第33章 笑顔
翌朝、目を覚ますと、昨日と同じように人型のスイレンの腕の中にいた。
「・・・スイレン?」
「あ、おはよう。よく眠れた?」
「うん・・・あれ、サクラちゃんは・・・?」
「いるよ。キミの横に」
「あ、ホントだ」
昨日早く寝たせいか、今日はまだ朝早いようだった。
隣に布団を並べ、寝ているサクラがいた。
かなりスローペースながらにも身支度を整え終えると、部屋を出た。
『どこ行くの?』
「外。日を浴びたいの」
『ふーん』
朝日を浴びると体のスイッチが入るとどこかで聞いたことがある。
外に出ると、朝のせいか日は上っていたけど、なんだか涼しく感じた。
なぜか人型のままのスイレンといっしょに、近くにあった木に腰掛ける。
葉があるせいで陽があたったのは足元だけだったけど、十分に暖かく感じた。
「もう人型じゃなくていいのよ?」
『こうすればキミに触れられるでしょ』
「・・・私さ、アンタが男だったらたぶん好きになってるよ」
『え!?じゃあ今からでも』
「やめろ」
『くっそー、惜しかったなー・・・最初に会ったとき、女の方が警戒心解いてくれると思ってたけど、やめとけばよかった』
「スイレンは美人だからそのままでいいよ。
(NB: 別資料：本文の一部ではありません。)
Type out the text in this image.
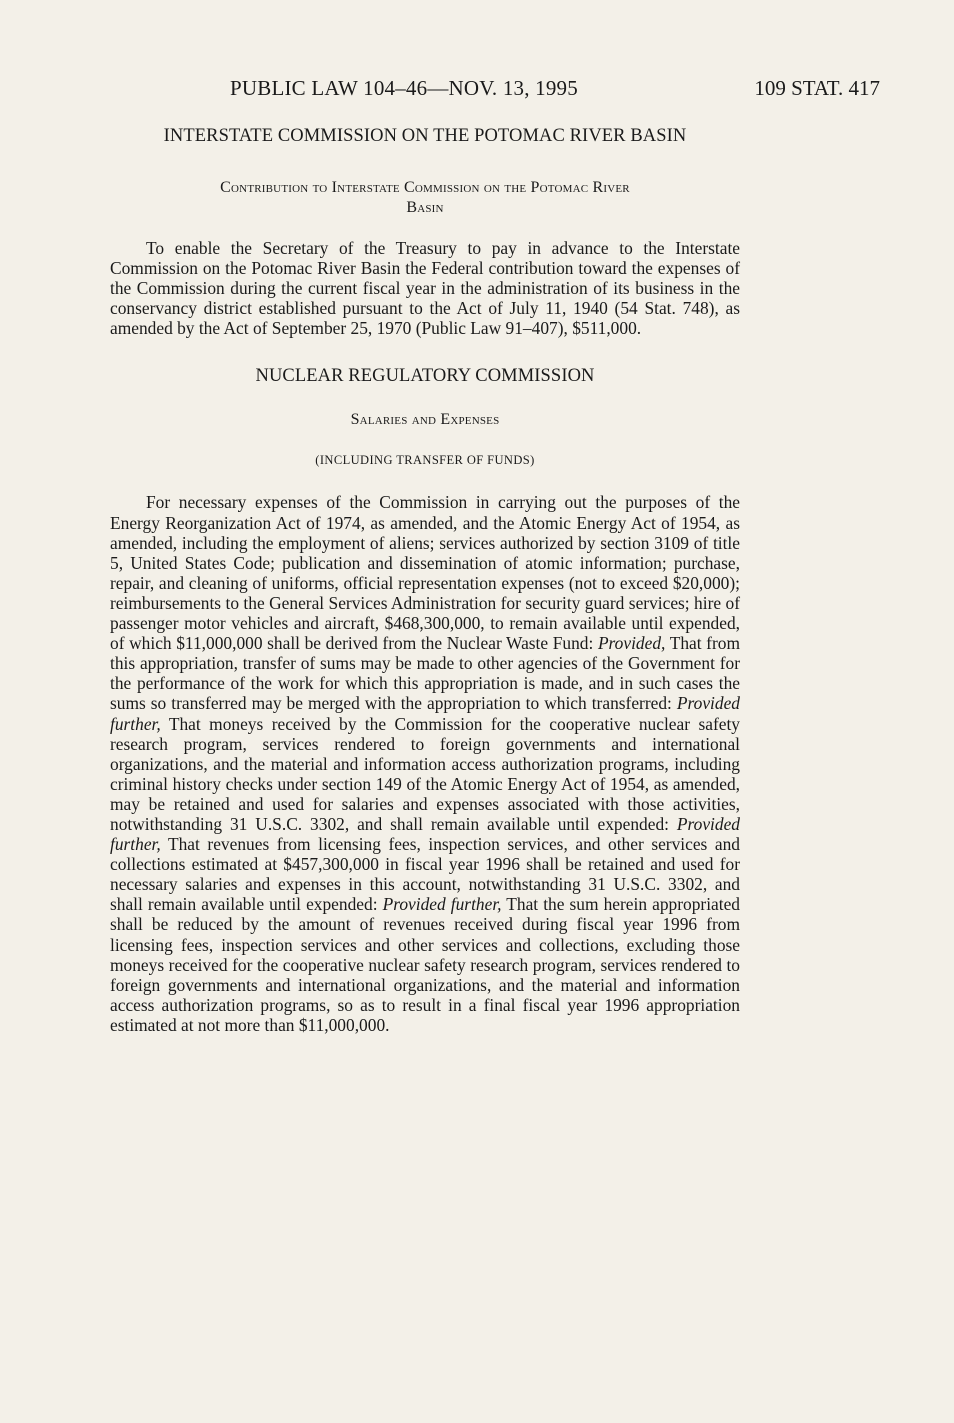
PUBLIC LAW 104–46—NOV. 13, 1995	109 STAT. 417
INTERSTATE COMMISSION ON THE POTOMAC RIVER BASIN
Contribution to Interstate Commission on the Potomac River
Basin

To enable the Secretary of the Treasury to pay in advance to the Interstate Commission on the Potomac River Basin the Federal contribution toward the expenses of the Commission during the current fiscal year in the administration of its business in the conservancy district established pursuant to the Act of July 11, 1940 (54 Stat. 748), as amended by the Act of September 25, 1970 (Public Law 91–407), $511,000.

NUCLEAR REGULATORY COMMISSION
Salaries and Expenses
(INCLUDING TRANSFER OF FUNDS)

For necessary expenses of the Commission in carrying out the purposes of the Energy Reorganization Act of 1974, as amended, and the Atomic Energy Act of 1954, as amended, including the employment of aliens; services authorized by section 3109 of title 5, United States Code; publication and dissemination of atomic information; purchase, repair, and cleaning of uniforms, official representation expenses (not to exceed $20,000); reimbursements to the General Services Administration for security guard services; hire of passenger motor vehicles and aircraft, $468,300,000, to remain available until expended, of which $11,000,000 shall be derived from the Nuclear Waste Fund: Provided, That from this appropriation, transfer of sums may be made to other agencies of the Government for the performance of the work for which this appropriation is made, and in such cases the sums so transferred may be merged with the appropriation to which transferred: Provided further, That moneys received by the Commission for the cooperative nuclear safety research program, services rendered to foreign governments and international organizations, and the material and information access authorization programs, including criminal history checks under section 149 of the Atomic Energy Act of 1954, as amended, may be retained and used for salaries and expenses associated with those activities, notwithstanding 31 U.S.C. 3302, and shall remain available until expended: Provided further, That revenues from licensing fees, inspection services, and other services and collections estimated at $457,300,000 in fiscal year 1996 shall be retained and used for necessary salaries and expenses in this account, notwithstanding 31 U.S.C. 3302, and shall remain available until expended: Provided further, That the sum herein appropriated shall be reduced by the amount of revenues received during fiscal year 1996 from licensing fees, inspection services and other services and collections, excluding those moneys received for the cooperative nuclear safety research program, services rendered to foreign governments and international organizations, and the material and information access authorization programs, so as to result in a final fiscal year 1996 appropriation estimated at not more than $11,000,000.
それに恋とかしてる場合じゃないし・・・これから、大変なんだから」
スイレンが何か言おうとしたが、その時ちょうど家の扉があいて、ヤマトが出てきた。
何か用があるのか、と思い立ち上がる。
ふと横を見るといつの間にかスイレンがオオカミ姿に戻っていた。
「早・・・おはようございます、ヤマトさん」
「おはよう。今日は随分と早いんだね」
「昨日すぐ寝ましたから」
「そうだったね。そのせいで今、ボクが君のところに来なきゃいけないんだけど」
「ははは」
ヤマトが話し始めたのは、今日の予定と作戦についてだった。
作戦については、「大蛇丸のスパイはあくまで殺さない。拘束することが目的・・・」とのことだった。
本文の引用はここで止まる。